Unlike the Christian tradition where the world-word revelation closes with the gospels, in Buddhism, at least of the Mahāyāna variety, it continues long after the Buddha's parinirvāṇa. Sūtras and tantras continued to be composed and attributed to the Buddha for almost a millennium after his historical mission, and would no doubt have continued well into the modern age, had Buddhism endured in India after the 12th century C.E.
Here's my favorite example of a world book in quo totum continetur, the famous Ekākṣarīprajñāpāramitāsūtra:
"Thus I have heard at one time. The Lord was sitting on Vulture Peak with a great assembly of 1250 monks and many billions of bodhisattvas. At that time, the Lord said to the venerable Ananda, “Ananda, keep this perfection of wisdom in one letter for the benefit and happiness of sentient beings.

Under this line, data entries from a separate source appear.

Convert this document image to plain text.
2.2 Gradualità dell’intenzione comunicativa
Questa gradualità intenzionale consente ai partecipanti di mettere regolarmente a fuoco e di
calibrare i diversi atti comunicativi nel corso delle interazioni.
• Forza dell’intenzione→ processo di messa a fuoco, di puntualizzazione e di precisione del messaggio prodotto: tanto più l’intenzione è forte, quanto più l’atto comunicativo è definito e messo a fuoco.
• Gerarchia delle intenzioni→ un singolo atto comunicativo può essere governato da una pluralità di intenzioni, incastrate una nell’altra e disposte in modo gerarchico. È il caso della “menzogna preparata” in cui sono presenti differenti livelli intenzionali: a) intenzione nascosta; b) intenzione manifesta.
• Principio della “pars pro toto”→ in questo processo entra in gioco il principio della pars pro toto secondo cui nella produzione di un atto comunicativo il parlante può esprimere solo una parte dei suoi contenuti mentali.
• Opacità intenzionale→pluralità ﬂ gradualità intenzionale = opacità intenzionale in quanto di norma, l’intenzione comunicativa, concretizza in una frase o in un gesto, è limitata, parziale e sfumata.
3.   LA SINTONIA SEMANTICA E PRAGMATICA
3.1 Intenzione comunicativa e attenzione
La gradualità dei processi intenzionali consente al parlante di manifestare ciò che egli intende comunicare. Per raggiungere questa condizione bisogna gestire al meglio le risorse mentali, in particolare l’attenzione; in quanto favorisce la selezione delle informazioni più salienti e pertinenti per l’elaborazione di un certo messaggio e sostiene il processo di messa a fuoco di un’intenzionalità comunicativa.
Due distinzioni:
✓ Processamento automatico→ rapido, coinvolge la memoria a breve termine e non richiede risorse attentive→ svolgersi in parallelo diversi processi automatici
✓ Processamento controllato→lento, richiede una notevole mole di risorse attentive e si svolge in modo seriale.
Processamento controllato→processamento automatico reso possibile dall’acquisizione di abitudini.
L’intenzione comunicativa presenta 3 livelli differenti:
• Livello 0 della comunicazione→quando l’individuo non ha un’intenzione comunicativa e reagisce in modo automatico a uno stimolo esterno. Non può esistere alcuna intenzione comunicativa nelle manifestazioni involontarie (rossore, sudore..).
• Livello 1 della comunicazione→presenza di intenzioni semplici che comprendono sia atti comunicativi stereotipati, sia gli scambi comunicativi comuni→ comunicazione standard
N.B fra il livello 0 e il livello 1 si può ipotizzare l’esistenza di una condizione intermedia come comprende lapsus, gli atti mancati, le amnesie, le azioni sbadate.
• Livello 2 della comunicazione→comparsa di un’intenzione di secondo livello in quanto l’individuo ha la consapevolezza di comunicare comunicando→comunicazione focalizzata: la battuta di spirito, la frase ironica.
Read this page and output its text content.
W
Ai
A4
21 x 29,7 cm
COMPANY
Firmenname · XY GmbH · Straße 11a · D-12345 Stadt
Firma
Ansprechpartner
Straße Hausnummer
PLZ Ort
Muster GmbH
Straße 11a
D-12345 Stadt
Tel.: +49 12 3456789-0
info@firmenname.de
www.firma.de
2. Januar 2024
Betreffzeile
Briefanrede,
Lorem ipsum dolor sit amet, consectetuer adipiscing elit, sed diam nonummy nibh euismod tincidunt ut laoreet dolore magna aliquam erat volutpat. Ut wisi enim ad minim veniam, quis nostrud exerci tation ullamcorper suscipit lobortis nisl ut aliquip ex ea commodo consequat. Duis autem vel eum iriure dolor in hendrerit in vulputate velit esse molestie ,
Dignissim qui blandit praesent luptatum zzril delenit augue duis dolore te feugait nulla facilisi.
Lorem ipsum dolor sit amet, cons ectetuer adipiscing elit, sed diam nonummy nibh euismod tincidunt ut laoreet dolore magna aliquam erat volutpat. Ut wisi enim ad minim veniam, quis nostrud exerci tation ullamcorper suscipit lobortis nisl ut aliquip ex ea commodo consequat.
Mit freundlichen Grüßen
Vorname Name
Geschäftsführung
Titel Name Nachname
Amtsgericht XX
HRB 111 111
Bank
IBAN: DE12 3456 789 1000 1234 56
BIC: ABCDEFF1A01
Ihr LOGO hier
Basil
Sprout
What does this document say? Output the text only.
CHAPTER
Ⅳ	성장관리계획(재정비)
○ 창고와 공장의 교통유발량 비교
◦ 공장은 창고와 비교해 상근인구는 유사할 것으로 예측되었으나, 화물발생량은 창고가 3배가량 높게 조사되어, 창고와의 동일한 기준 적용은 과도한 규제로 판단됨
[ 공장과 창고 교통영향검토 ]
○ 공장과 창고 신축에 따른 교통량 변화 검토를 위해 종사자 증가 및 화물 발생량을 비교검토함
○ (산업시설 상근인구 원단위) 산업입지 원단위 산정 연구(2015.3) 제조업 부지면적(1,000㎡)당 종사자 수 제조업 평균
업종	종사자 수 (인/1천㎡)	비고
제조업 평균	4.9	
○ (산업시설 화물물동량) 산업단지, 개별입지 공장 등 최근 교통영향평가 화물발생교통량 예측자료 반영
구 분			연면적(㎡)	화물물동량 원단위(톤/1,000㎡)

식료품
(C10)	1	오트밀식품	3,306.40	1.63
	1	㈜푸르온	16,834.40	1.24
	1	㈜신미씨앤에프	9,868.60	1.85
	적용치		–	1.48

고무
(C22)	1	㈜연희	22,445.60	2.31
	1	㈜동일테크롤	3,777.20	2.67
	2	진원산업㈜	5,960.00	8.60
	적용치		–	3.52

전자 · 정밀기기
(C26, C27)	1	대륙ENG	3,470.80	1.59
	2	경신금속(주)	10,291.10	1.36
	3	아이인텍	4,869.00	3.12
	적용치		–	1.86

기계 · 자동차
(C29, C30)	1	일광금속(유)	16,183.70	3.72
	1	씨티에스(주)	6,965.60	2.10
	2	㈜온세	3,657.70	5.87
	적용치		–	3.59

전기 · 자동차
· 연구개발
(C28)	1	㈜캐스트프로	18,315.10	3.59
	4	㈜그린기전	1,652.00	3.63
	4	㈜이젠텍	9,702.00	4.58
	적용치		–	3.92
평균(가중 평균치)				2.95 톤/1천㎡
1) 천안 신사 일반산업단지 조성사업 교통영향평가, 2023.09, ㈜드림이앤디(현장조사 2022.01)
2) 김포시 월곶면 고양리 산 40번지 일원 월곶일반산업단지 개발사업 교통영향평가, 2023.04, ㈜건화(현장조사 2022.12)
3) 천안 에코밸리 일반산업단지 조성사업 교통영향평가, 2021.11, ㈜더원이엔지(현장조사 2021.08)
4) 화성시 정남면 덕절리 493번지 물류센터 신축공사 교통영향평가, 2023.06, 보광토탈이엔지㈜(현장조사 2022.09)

It it thus, a.” So said the Lord and everyone - Ananda, the monks, and the great bodhisattvas - having understood and admired the perfection of wisdom, praised what the Lord had said."What this sūtra aims perhaps to say is that the entire content of language resides in the potentiality of the first sound and letter of the alphabet. Yet Buddhism records an even more radical statement. It is said that from the night that he attained enlightenment to the night that he passed into nirvāṇa the Tathāgata did not utter a single word.
Next I'll spend some time on Derrida, who, now that he's dead, we can at long last begin to talk about him in past tense. No more metaphysics of presence, although I still agree with the metaphysicians of Tlön that metaphysics is a branch of fantastic literature.